J Allergy Clin Immunol. 2006 Feb;117(2 Suppl Mini-Primer):S464-70. doi: 10.1016/j.jaci.2005.11.002.
Drug reactions can be considered as being either predictable or unpredictable. A predictable reaction would be the result of the pharmacologic action of the medication. An unpredictable reaction might be idiosyncratic, might be drug intolerance, or might have or imply an immunologic basis, such as being IgE mediated. Immediate reactions that are not IgE mediated can be considered as pseudoallergic (non-IgE-mediated mast cell activation). This review will discuss allergic and immunologic reactions to immunomodulators, penicillins and cephalosporins, sulfonamides, aspirin, and nonselective nonsteroidal anti-inflammatory drugs and consider the serious drug-related conditions of Stevens-Johnson syndrome (SJS) and toxic epidermal necrolysis (TEN). The field of drug "allergy" has expanded to include adverse reactions associated with immunosuppressive medications, anticytokine therapies, and mAbs. The cytokine release reaction that occurs with anti-CD20 antibody infusions in patients with leukemia and white blood cell counts of greater than 50 x 10(9)/L is associated with high concentrations of TNF, IL-6, and IL-8. Because of the findings of fever, dyspnea, rigors, and hypotension, this reaction resembles the Jarisch-Herxheimer reaction that occurs 60 to 90 minutes after penicillin administration in patients with secondary syphilis. Furthermore, the care of the patient with penicillin allergy has been made more difficult in the absence of the major determinant, penicilloyl-polylysine, in that from 34% to 84% of patients who have positive skin test reactions to penicillin have exclusively positive reactions to the major determinant. SJS and TEN typically are caused by medications within 1 to 8 weeks of initiation of therapy. Evidence for death of the keratinocytes through (1) drug-specific cytotoxicity with the perforin-granzyme B-mediated killing and (2) activation of Fas on keratinocytes have provided explanations for the sloughing of skin. Unfortunately, intravenous immunoglobulin therapy for SJS and TEN has been disappointing.

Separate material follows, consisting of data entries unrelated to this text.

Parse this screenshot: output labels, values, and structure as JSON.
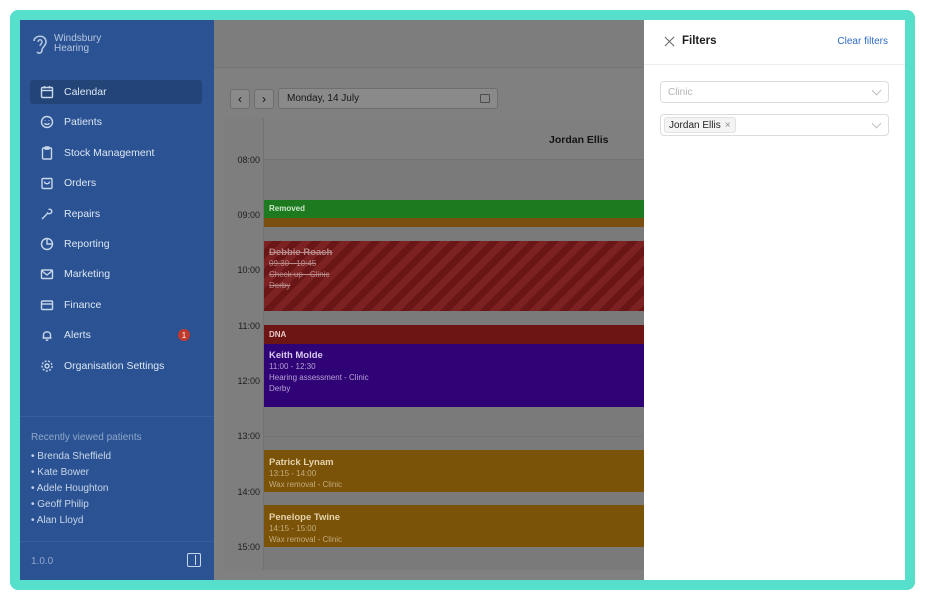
{
  "brand": {
    "line1": "Windsbury",
    "line2": "Hearing"
  },
  "sidebar": {
    "items": [
      {
        "label": "Calendar",
        "icon": "calendar-icon"
      },
      {
        "label": "Patients",
        "icon": "smile-icon"
      },
      {
        "label": "Stock Management",
        "icon": "clipboard-icon"
      },
      {
        "label": "Orders",
        "icon": "bag-icon"
      },
      {
        "label": "Repairs",
        "icon": "wrench-icon"
      },
      {
        "label": "Reporting",
        "icon": "pie-chart-icon"
      },
      {
        "label": "Marketing",
        "icon": "mail-icon"
      },
      {
        "label": "Finance",
        "icon": "card-icon"
      },
      {
        "label": "Alerts",
        "icon": "bell-icon",
        "badge": "1"
      },
      {
        "label": "Organisation Settings",
        "icon": "gear-icon"
      }
    ],
    "recent_title": "Recently viewed patients",
    "recent": [
      "• Brenda Sheffield",
      "• Kate Bower",
      "• Adele Houghton",
      "• Geoff Philip",
      "• Alan Lloyd"
    ],
    "version": "1.0.0"
  },
  "toolbar": {
    "prev": "‹",
    "next": "›",
    "date": "Monday, 14 July"
  },
  "calendar": {
    "resource": "Jordan Ellis",
    "times": [
      "08:00",
      "09:00",
      "10:00",
      "11:00",
      "12:00",
      "13:00",
      "14:00",
      "15:00"
    ],
    "events": {
      "removed": {
        "label": "Removed"
      },
      "debbie": {
        "name": "Debbie Roach",
        "time": "09:30 - 10:45",
        "type": "Check up - Clinic",
        "location": "Derby"
      },
      "dna": {
        "label": "DNA"
      },
      "keith": {
        "name": "Keith Molde",
        "time": "11:00 - 12:30",
        "type": "Hearing assessment - Clinic",
        "location": "Derby"
      },
      "patrick": {
        "name": "Patrick Lynam",
        "time": "13:15 - 14:00",
        "type": "Wax removal - Clinic"
      },
      "penelope": {
        "name": "Penelope Twine",
        "time": "14:15 - 15:00",
        "type": "Wax removal - Clinic"
      }
    }
  },
  "filters": {
    "title": "Filters",
    "clear": "Clear filters",
    "clinic_placeholder": "Clinic",
    "clinician_tag": "Jordan Ellis",
    "tag_remove": "×"
  },
  "colors": {
    "sidebar": "#2b5393",
    "accent": "#2e6bc6",
    "frame": "#56e0cc"
  }
}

药物反应可被认为是可预测的或不可预测的。可预测的反应是药物药理作用的结果。不可预测的反应可能是特异反应性的,可能是药物不耐受,或者可能有或暗示免疫基础,例如由IgE介导。非IgE介导的即刻反应可被视为假过敏反应(非IgE介导的肥大细胞活化)。本综述将讨论对免疫调节剂、青霉素和头孢菌素、磺胺类药物、阿司匹林以及非选择性非甾体抗炎药的过敏和免疫反应,并考虑严重的药物相关病症,如史蒂文斯-约翰逊综合征(SJS)和中毒性表皮坏死松解症(TEN)。药物“过敏”领域已扩展到包括与免疫抑制药物、抗细胞因子疗法和单克隆抗体相关的不良反应。白血病患者且白细胞计数大于50×10⁹/L时,输注抗CD20抗体所发生的细胞因子释放反应与高浓度的肿瘤坏死因子(TNF)、白细胞介素-6(IL-6)和白细胞介素-8有关。由于出现发热、呼吸困难、寒战和低血压等表现,这种反应类似于二期梅毒患者使用青霉素后60至90分钟发生的雅里希-赫克斯海默反应。此外,在缺乏主要决定簇青霉素酰聚赖氨酸的情况下,对青霉素过敏患者的护理变得更加困难,因为对青霉素皮肤试验反应呈阳性的患者中,有34%至84%仅对主要决定簇呈阳性反应。SJS和TEN通常由治疗开始后1至8周内的药物引起。通过(1)穿孔素-颗粒酶B介导的杀伤作用导致的药物特异性细胞毒性和(2)角质形成细胞上Fas的激活,角质形成细胞死亡的证据为皮肤脱落提供了解释。不幸的是,SJS和TEN的静脉注射免疫球蛋白治疗效果并不理想。